Iaiá recusou outra explicação, aliás desnecessária; a linguagem era transparente. Jorge saiu dali com o espírito transtornado e confuso. O motivo da recusa, para ser sincero, era pueril ou romanesco demais; nenhuma noiva teve ciúmes de um amor anônimo e extinto; logo, a alusão de Iaiá não era vaga e sem objeto, mas ia direito à pessoa de Estela. Seria isso? Jorge não queria crer e mal podia duvidar.

No dia seguinte, acabado o almoço, apareceu-lhe o pai de Estela.

- Iaiá manda-lhe isto - disse ele sacando da algibeira uma carta.

Jorge recebeu-a pressurosamente e abriu-a; leu estas palavras únicas: "Não posso ser sua mulher; esqueça-me e seja feliz." Empalideceu; tornou a ler a carta, sem a entender, posto que ela não fosse mais do que a fórmula escrita e seca do que Iaiá lhe dissera na véspera. Mas entre as queixas e efusões de uma hora de desânimo e aquela intimação, havia um abismo; a carta trazia o cunho da resolução definitiva, que ele não achara ou não quisera achar nas declarações verbais da moça.

- Iaiá deu-lhe isto agora mesmo?

- Antes do almoço - respondeu o Sr. Antunes, cujo olhar forcejava por soletrar no rosto de Jorge algumas linhas do drama que supunha haver lá dentro.

- Não lhe parece que Iaiá anda triste? - perguntou Jorge no fim de um minuto.
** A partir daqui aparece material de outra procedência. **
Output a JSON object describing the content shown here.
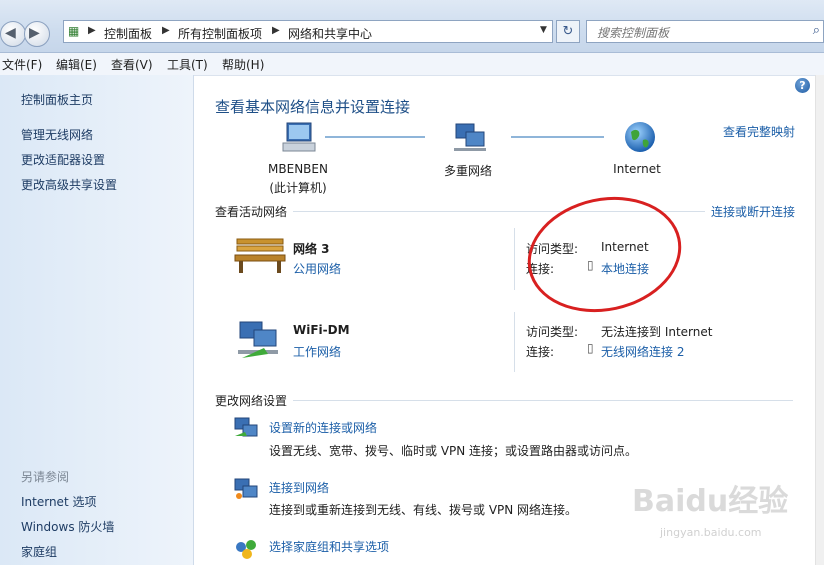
{
  "address": {
    "crumbs": [
      "控制面板",
      "所有控制面板项",
      "网络和共享中心"
    ]
  },
  "search": {
    "placeholder": "搜索控制面板"
  },
  "menu": [
    "文件(F)",
    "编辑(E)",
    "查看(V)",
    "工具(T)",
    "帮助(H)"
  ],
  "sidebar": {
    "home": "控制面板主页",
    "items": [
      "管理无线网络",
      "更改适配器设置",
      "更改高级共享设置"
    ],
    "see_also_title": "另请参阅",
    "see_also": [
      "Internet 选项",
      "Windows 防火墙",
      "家庭组"
    ]
  },
  "main": {
    "title": "查看基本网络信息并设置连接",
    "full_map_link": "查看完整映射",
    "map": {
      "computer_name": "MBENBEN",
      "computer_sub": "(此计算机)",
      "network": "多重网络",
      "internet": "Internet"
    },
    "active_section": "查看活动网络",
    "connect_link": "连接或断开连接",
    "networks": [
      {
        "name": "网络  3",
        "type": "公用网络",
        "access_label": "访问类型:",
        "access_value": "Internet",
        "conn_label": "连接:",
        "conn_value": "本地连接"
      },
      {
        "name": "WiFi-DM",
        "type": "工作网络",
        "access_label": "访问类型:",
        "access_value": "无法连接到 Internet",
        "conn_label": "连接:",
        "conn_value": "无线网络连接 2"
      }
    ],
    "change_section": "更改网络设置",
    "tasks": [
      {
        "title": "设置新的连接或网络",
        "desc": "设置无线、宽带、拨号、临时或 VPN 连接；或设置路由器或访问点。"
      },
      {
        "title": "连接到网络",
        "desc": "连接到或重新连接到无线、有线、拨号或 VPN 网络连接。"
      },
      {
        "title": "选择家庭组和共享选项",
        "desc": ""
      }
    ]
  },
  "watermark": {
    "brand": "Baidu经验",
    "url": "jingyan.baidu.com"
  },
  "colors": {
    "link": "#1c5fa8",
    "annotation": "#d82020",
    "sidebar": "#dbe8f6"
  }
}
- A morte do pai prostrou-a muito.

Jorge foi dali ao gabinete; o Sr. Antunes acompanhou-o. A preocupação do moço era uma chuva benéfica às esperanças do pai de Estela, que todas pareciam reflorir. Como este falasse da filha com a prolixidade astuta do pretendente, Jorge atentou numa ideia, que a princípio lhe pareceu absurda, mas com a qual se familiarizou a pouco e pouco; mordeu-lhe o coração a suspeita de que o procedimento de Iaiá era uma desforra de Estela, uma como vingança póstuma. O inexplicável da carta podia justificar até certo ponto essa suspeita sem fundamento nem verossimilhança, que afinal acabou por não achar nenhuma repulsa na consciência dele.

Duas horas depois Jorge escrevia estas poucas palavras à viúva de Luís Garcia: "Iaiá mandou-me há pouco o incluso bilhete. Peço-lhe o favor de uma explicação."

A carta de Iaiá fora escrita naquela manhã, depois de uma noite de agitação e luta. Nem foi a única. Iaiá escrevera outra, menos lacônica, a Procópio Dias. Morto o pai, esse homem fora ali três vezes, sem trocar com a moça um só palavra relativa à estranha confidência que lhe fizera antes. Eram visitas de meia hora, não mais; durante esse curto lapso de tempo, Procópio Dias não discrepava um instante da gravidade um pouco triste que adotara. Não era o folgazão primitivo, mas também não era um poeta desesperado e pálido; ficava a igual distância de um e outro modelo. Os acontecimentos pareciam aconselhar-lhe uma discreta ausência; mas, além de não ter melindres nem escrúpulos, floria-lhe no peito a esperança, a esperança tenaz dos cobiçosos. Não a sussurrava ao ouvido da moça, nem a ostentava nos olhos, na compostura, nos meneios, todos eles impregnados da submissão de uma alma desenganada e passiva. Iaiá tratava-o com bondade, já agora mais constante; posto não lhe passasse pela cabeça a ideia de vir a desposá-lo, não lhe destoava o aspecto dessa paixão resignada e muda.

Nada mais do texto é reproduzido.